On Tue, Feb 13, 2018 at 09:42:36PM -0600, William Pitcock wrote:
> Hello,
> 
> I am pleased to announce the 0.1.0 release of libucontext, a library
> which implements the ucontext.h functions (getcontext, setcontext,
> makecontext and swapcontext), originally meant for use with gcompat,
> but also useful for applications requiring the functions outside of
> gcompat (such as when building against musl directly).
> 
> Implementation completeness varies based on each architecture, with
> the goal of having complete implementations across all presently
> supported architectures in the next release, but, it should be noted
> that for the most part the implementations provide workable behaviour
> in real-world apps right now.  In other words, it's what you would
> expect for a 0.1.0 release.
> 
> To use these functions, you just link to `-lucontext`, meaning you
> could provide them in $LIBS when running configure scripts and have
> everything most likely work out nicely.
> 
> Download: http://distfiles.dereferenced.org/libucontext/libucontext-0.1.0.tar.xz
> Building should hopefully be straightforward too.
> 
> For Alpine and Adelie distributions, this package is available as
> libucontext in the testing repository.

Looks good. A couple observations:

1. Your implementations don't seem to save or restore signal masks.
This of course makes them much faster and "better" for implementing
coroutines etc., but if applications using them actually expect them
to keep a context-local signal mask, they'll break.

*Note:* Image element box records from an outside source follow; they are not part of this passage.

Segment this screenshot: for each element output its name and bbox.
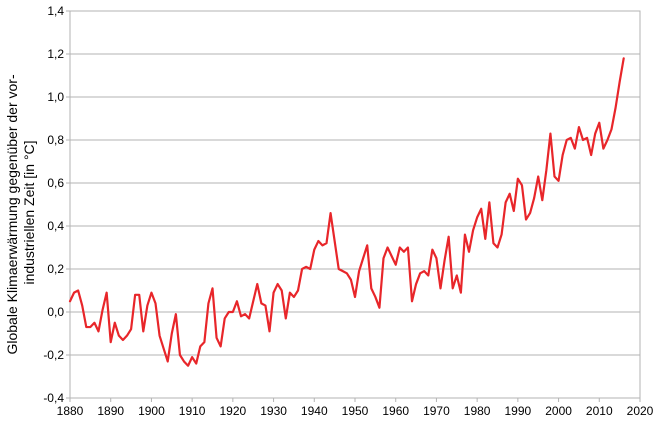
y-tick-label: -0,4 [43, 391, 64, 405]
y-tick-label: 0,8 [47, 133, 64, 147]
y-tick-label: 1,2 [47, 47, 64, 61]
series-layer [68, 57, 625, 367]
x-tick-label: 1900 [138, 404, 165, 418]
x-tick-label: 2010 [586, 404, 613, 418]
x-tick-label: 1910 [179, 404, 206, 418]
x-tick-label: 1920 [220, 404, 247, 418]
x-tick-label: 1950 [342, 404, 369, 418]
x-tick-label: 1890 [97, 404, 124, 418]
x-tick-label: 1930 [260, 404, 287, 418]
x-tick-label: 1940 [301, 404, 328, 418]
y-axis-title: Globale Klimaerwärmung gegenüber der vor… [4, 70, 37, 354]
x-axis-tick-labels: 1880 1890 1900 1910 1920 1930 1940 1950 1960 1970… [57, 404, 654, 418]
y-axis-tick-labels: -0,4 -0,2 0,0 0,2 0,4 0,6 0,8 1,0 1,2 1,4 [43, 4, 64, 405]
plot-area-frame [69, 10, 641, 399]
series-line [68, 57, 625, 367]
y-tick-label: 0,6 [47, 176, 64, 190]
x-tick-label: 1960 [382, 404, 409, 418]
x-tick-label: 2020 [627, 404, 654, 418]
grid [66, 10, 641, 402]
x-tick-label: 1880 [57, 404, 84, 418]
x-tick-label: 1990 [505, 404, 532, 418]
y-tick-label: 1,4 [47, 4, 64, 18]
y-tick-label: 0,0 [47, 305, 64, 319]
y-axis-title-line-2: industriellen Zeit [in °C] [21, 140, 37, 284]
y-tick-label: -0,2 [43, 348, 64, 362]
x-tick-label: 1970 [423, 404, 450, 418]
x-tick-label: 1980 [464, 404, 491, 418]
y-tick-label: 0,2 [47, 262, 64, 276]
y-axis-title-line-1: Globale Klimaerwärmung gegenüber der vor… [4, 74, 20, 354]
y-tick-label: 0,4 [47, 219, 64, 233]
y-tick-label: 1,0 [47, 90, 64, 104]
x-tick-label: 2000 [545, 404, 572, 418]
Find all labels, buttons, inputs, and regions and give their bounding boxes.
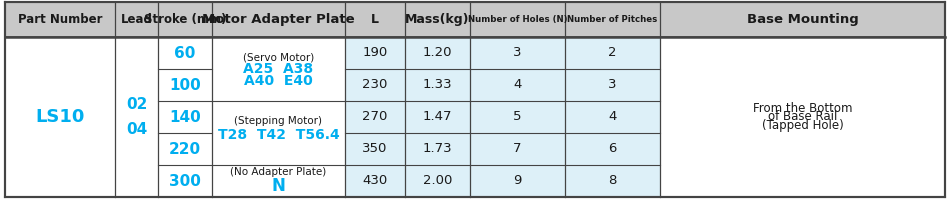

2. Your asm makes effort to save and restore call-clobbered registers.
setcontext does need to restore them if you want to be able to return
to asynchronous contexts (like the ucontext argument to a signal
handler) correctly, but there's no point in saving the call-clobbered
registers in getcontext, since these registers are purely the
getcontext function's "local variables", not a meaningful part of the
context. Likewise the /* we need to restore %ecx because we clobbered
it earlier */ comment in x86 getcontext.S does not make sense.